Stijn Middendorp

Personal information
- Full name: Stijn Robbe Middendorp
- Date of birth: 12 February 2004 (age 22)
- Place of birth: Rotterdam, Netherlands
- Height: 1.89 m (6 ft 2 in)
- Position: Midfielder

Team information
- Current team: Anorthosis Famagusta
- Number: 36

Youth career
- –2024: Excelsior

Senior career*
- Years: Team / Apps / (Gls)
- 2024–2026: Excelsior / 8 / (0)
- 2026–: Anorthosis Famagusta / 12 / (0)

= Stijn Middendorp =

Dutch footballer (born 2004)

Stijn Robbe Middendorp (born 12 February 2004) is a Dutch professional footballer who plays as a midfielder for Cypriot club Anorthosis Famagusta.

==Club career==

===Excelsior===

Middendorp played in the youth academy of Excelsior Rotterdam and made his debut in the first team at the start of the 2024/25 season. On 16 August 2024, Excelsior won 3–1 against De Graafschap in the Eerste Divisie. Coach Ruben den Uil brought Middendorp on as a substitute for Cedric Hatenboer in injury time in the second half. Later that season, he played twice more for Excelsior, which was promoted to the Eredivisie as runner-up. In preparation for the 2025/26 season, Middendorp was invited to join the first team.

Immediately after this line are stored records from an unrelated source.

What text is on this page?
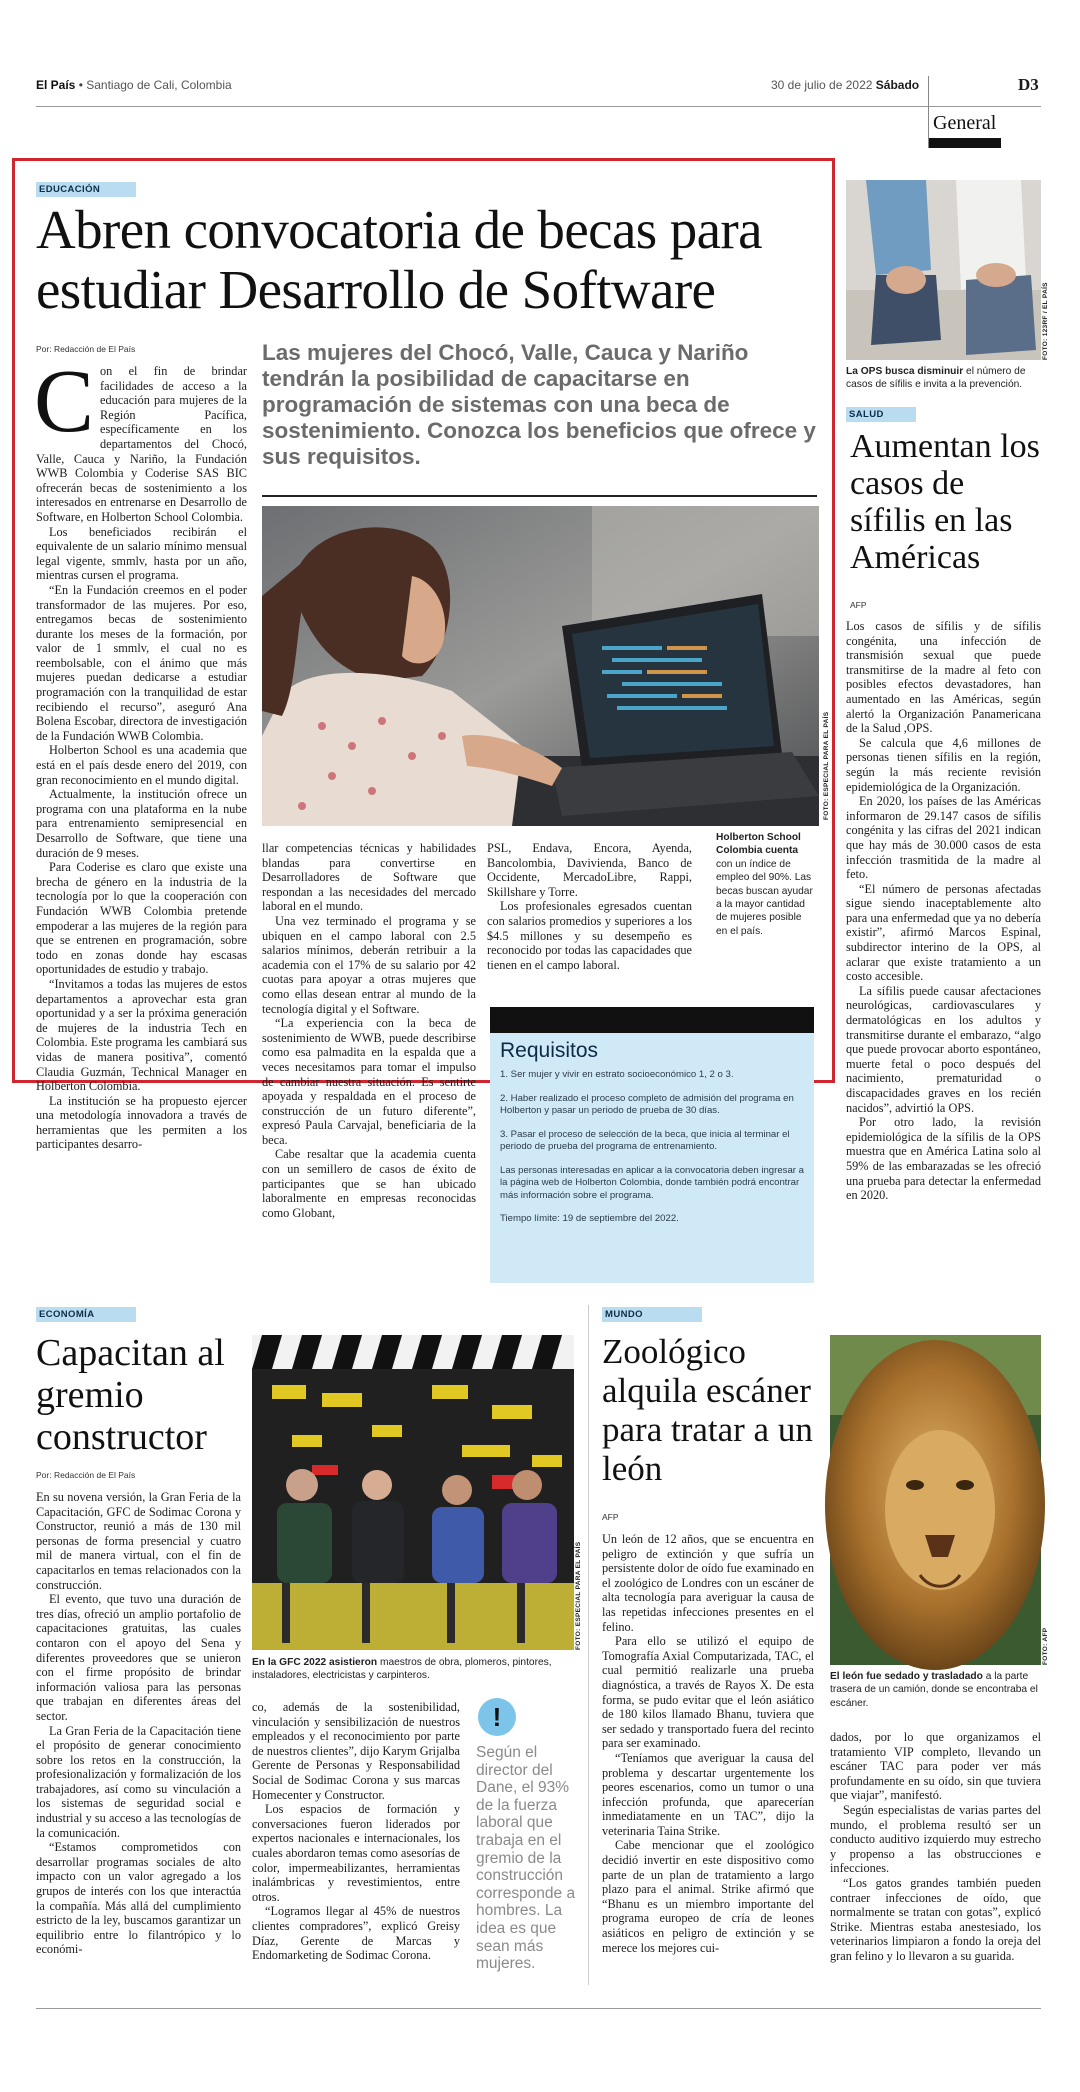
El País • Santiago de Cali, Colombia	30 de julio de 2022 Sábado	D3
General
EDUCACIÓN
Abren convocatoria de becas para estudiar Desarrollo de Software
Por: Redacción de El País
C on el fin de brindar facilidades de acceso a la educación para mujeres de la Región Pacífica, específicamente en los departamentos del Chocó, Valle, Cauca y Nariño, la Fundación WWB Colombia y Coderise SAS BIC ofrecerán becas de sostenimiento a los interesados en entrenarse en Desarrollo de Software, en Holberton School Colombia.

Los beneficiados recibirán el equivalente de un salario mínimo mensual legal vigente, smmlv, hasta por un año, mientras cursen el programa.

“En la Fundación creemos en el poder transformador de las mujeres. Por eso, entregamos becas de sostenimiento durante los meses de la formación, por valor de 1 smmlv, el cual no es reembolsable, con el ánimo que más mujeres puedan dedicarse a estudiar programación con la tranquilidad de estar recibiendo el recurso”, aseguró Ana Bolena Escobar, directora de investigación de la Fundación WWB Colombia.

Holberton School es una academia que está en el país desde enero del 2019, con gran reconocimiento en el mundo digital.

Actualmente, la institución ofrece un programa con una plataforma en la nube para entrenamiento semipresencial en Desarrollo de Software, que tiene una duración de 9 meses.

Para Coderise es claro que existe una brecha de género en la industria de la tecnología por lo que la cooperación con Fundación WWB Colombia pretende empoderar a las mujeres de la región para que se entrenen en programación, sobre todo en zonas donde hay escasas oportunidades de estudio y trabajo.

“Invitamos a todas las mujeres de estos departamentos a aprovechar esta gran oportunidad y a ser la próxima generación de mujeres de la industria Tech en Colombia. Este programa les cambiará sus vidas de manera positiva”, comentó Claudia Guzmán, Technical Manager en Holberton Colombia.

La institución se ha propuesto ejercer una metodología innovadora a través de herramientas que les permiten a los participantes desarro-

Las mujeres del Chocó, Valle, Cauca y Nariño tendrán la posibilidad de capacitarse en programación de sistemas con una beca de sostenimiento. Conozca los beneficios que ofrece y sus requisitos.
FOTO: ESPECIAL PARA EL PAÍS

llar competencias técnicas y habilidades blandas para convertirse en Desarrolladores de Software que respondan a las necesidades del mercado laboral en el mundo.

Una vez terminado el programa y se ubiquen en el campo laboral con 2.5 salarios mínimos, deberán retribuir a la academia con el 17% de su salario por 42 cuotas para apoyar a otras mujeres que como ellas desean entrar al mundo de la tecnología digital y el Software.

“La experiencia con la beca de sostenimiento de WWB, puede describirse como esa palmadita en la espalda que a veces necesitamos para tomar el impulso de cambiar nuestra situación. Es sentirte apoyada y respaldada en el proceso de construcción de un futuro diferente”, expresó Paula Carvajal, beneficiaria de la beca.

Cabe resaltar que la academia cuenta con un semillero de casos de éxito de participantes que se han ubicado laboralmente en empresas reconocidas como Globant,

PSL, Endava, Encora, Ayenda, Bancolombia, Davivienda, Banco de Occidente, MercadoLibre, Rappi, Skillshare y Torre.

Los profesionales egresados cuentan con salarios promedios y superiores a los $4.5 millones y su desempeño es reconocido por todas las capacidades que tienen en el campo laboral.

Holberton School Colombia cuenta con un índice de empleo del 90%. Las becas buscan ayudar a la mayor cantidad de mujeres posible en el país.
Requisitos
1. Ser mujer y vivir en estrato socioeconómico 1, 2 o 3.
2. Haber realizado el proceso completo de admisión del programa en Holberton y pasar un periodo de prueba de 30 días.
3. Pasar el proceso de selección de la beca, que inicia al terminar el periodo de prueba del programa de entrenamiento.
Las personas interesadas en aplicar a la convocatoria deben ingresar a la página web de Holberton Colombia, donde también podrá encontrar más información sobre el programa.
Tiempo límite: 19 de septiembre del 2022.
FOTO: 123RF / EL PAÍS
La OPS busca disminuir el número de casos de sífilis e invita a la prevención.
SALUD
Aumentan los casos de sífilis en las Américas
AFP

Los casos de sífilis y de sífilis congénita, una infección de transmisión sexual que puede transmitirse de la madre al feto con posibles efectos devastadores, han aumentado en las Américas, según alertó la Organización Panamericana de la Salud ,OPS.

Se calcula que 4,6 millones de personas tienen sífilis en la región, según la más reciente revisión epidemiológica de la Organización.

En 2020, los países de las Américas informaron de 29.147 casos de sífilis congénita y las cifras del 2021 indican que hay más de 30.000 casos de esta infección trasmitida de la madre al feto.

“El número de personas afectadas sigue siendo inaceptablemente alto para una enfermedad que ya no debería existir”, afirmó Marcos Espinal, subdirector interino de la OPS, al aclarar que existe tratamiento a un costo accesible.

La sífilis puede causar afectaciones neurológicas, cardiovasculares y dermatológicas en los adultos y transmitirse durante el embarazo, “algo que puede provocar aborto espontáneo, muerte fetal o poco después del nacimiento, prematuridad o discapacidades graves en los recién nacidos”, advirtió la OPS.

Por otro lado, la revisión epidemiológica de la sífilis de la OPS muestra que en América Latina solo al 59% de las embarazadas se les ofreció una prueba para detectar la enfermedad en 2020.

ECONOMÍA
Capacitan al gremio constructor
Por: Redacción de El País

En su novena versión, la Gran Feria de la Capacitación, GFC de Sodimac Corona y Constructor, reunió a más de 130 mil personas de forma presencial y cuatro mil de manera virtual, con el fin de capacitarlos en temas relacionados con la construcción.

El evento, que tuvo una duración de tres días, ofreció un amplio portafolio de capacitaciones gratuitas, las cuales contaron con el apoyo del Sena y diferentes proveedores que se unieron con el firme propósito de brindar información valiosa para las personas que trabajan en diferentes áreas del sector.

La Gran Feria de la Capacitación tiene el propósito de generar conocimiento sobre los retos en la construcción, la profesionalización y formalización de los trabajadores, así como su vinculación a los sistemas de seguridad social e industrial y su acceso a las tecnologías de la comunicación.

“Estamos comprometidos con desarrollar programas sociales de alto impacto con un valor agregado a los grupos de interés con los que interactúa la compañía. Más allá del cumplimiento estricto de la ley, buscamos garantizar un equilibrio entre lo filantrópico y lo económi-

FOTO: ESPECIAL PARA EL PAÍS
En la GFC 2022 asistieron maestros de obra, plomeros, pintores, instaladores, electricistas y carpinteros.

co, además de la sostenibilidad, vinculación y sensibilización de nuestros empleados y el reconocimiento por parte de nuestros clientes”, dijo Karym Grijalba Gerente de Personas y Responsabilidad Social de Sodimac Corona y sus marcas Homecenter y Constructor.

Los espacios de formación y conversaciones fueron liderados por expertos nacionales e internacionales, los cuales abordaron temas como asesorías de color, impermeabilizantes, herramientas inalámbricas y revestimientos, entre otros.

“Logramos llegar al 45% de nuestros clientes compradores”, explicó Greisy Díaz, Gerente de Marcas y Endomarketing de Sodimac Corona.

!
Según el director del Dane, el 93% de la fuerza laboral que trabaja en el gremio de la construcción corresponde a hombres. La idea es que sean más mujeres.
MUNDO
Zoológico alquila escáner para tratar a un león
AFP

Un león de 12 años, que se encuentra en peligro de extinción y que sufría un persistente dolor de oído fue examinado en el zoológico de Londres con un escáner de alta tecnología para averiguar la causa de las repetidas infecciones presentes en el felino.

Para ello se utilizó el equipo de Tomografía Axial Computarizada, TAC, el cual permitió realizarle una prueba diagnóstica, a través de Rayos X. De esta forma, se pudo evitar que el león asiático de 180 kilos llamado Bhanu, tuviera que ser sedado y transportado fuera del recinto para ser examinado.

“Teníamos que averiguar la causa del problema y descartar urgentemente los peores escenarios, como un tumor o una infección profunda, que aparecerían inmediatamente en un TAC”, dijo la veterinaria Taina Strike.

Cabe mencionar que el zoológico decidió invertir en este dispositivo como parte de un plan de tratamiento a largo plazo para el animal. Strike afirmó que “Bhanu es un miembro importante del programa europeo de cría de leones asiáticos en peligro de extinción y se merece los mejores cui-

FOTO: AFP
El león fue sedado y trasladado a la parte trasera de un camión, donde se encontraba el escáner.

dados, por lo que organizamos el tratamiento VIP completo, llevando un escáner TAC para poder ver más profundamente en su oído, sin que tuviera que viajar”, manifestó.

Según especialistas de varias partes del mundo, el problema resultó ser un conducto auditivo izquierdo muy estrecho y propenso a las obstrucciones e infecciones.

“Los gatos grandes también pueden contraer infecciones de oído, que normalmente se tratan con gotas”, explicó Strike. Mientras estaba anestesiado, los veterinarios limpiaron a fondo la oreja del gran felino y lo llevaron a su guarida.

On 5 December 2025, he was allowed to start in the starting lineup against FC Groningen. After a goal by Thom van Bergen, Middendorp received a direct red card from referee Martijn Vos. FC Groningen ultimately won 0–2.

===Anorthosis Famagusta===
On 31 January 2026, Middendorp joined Cypriot First Division club Anorthosis Famagusta on a free transfer from Excelsior Rotterdam. He signed an amateur contract with the club until 31 May 2027.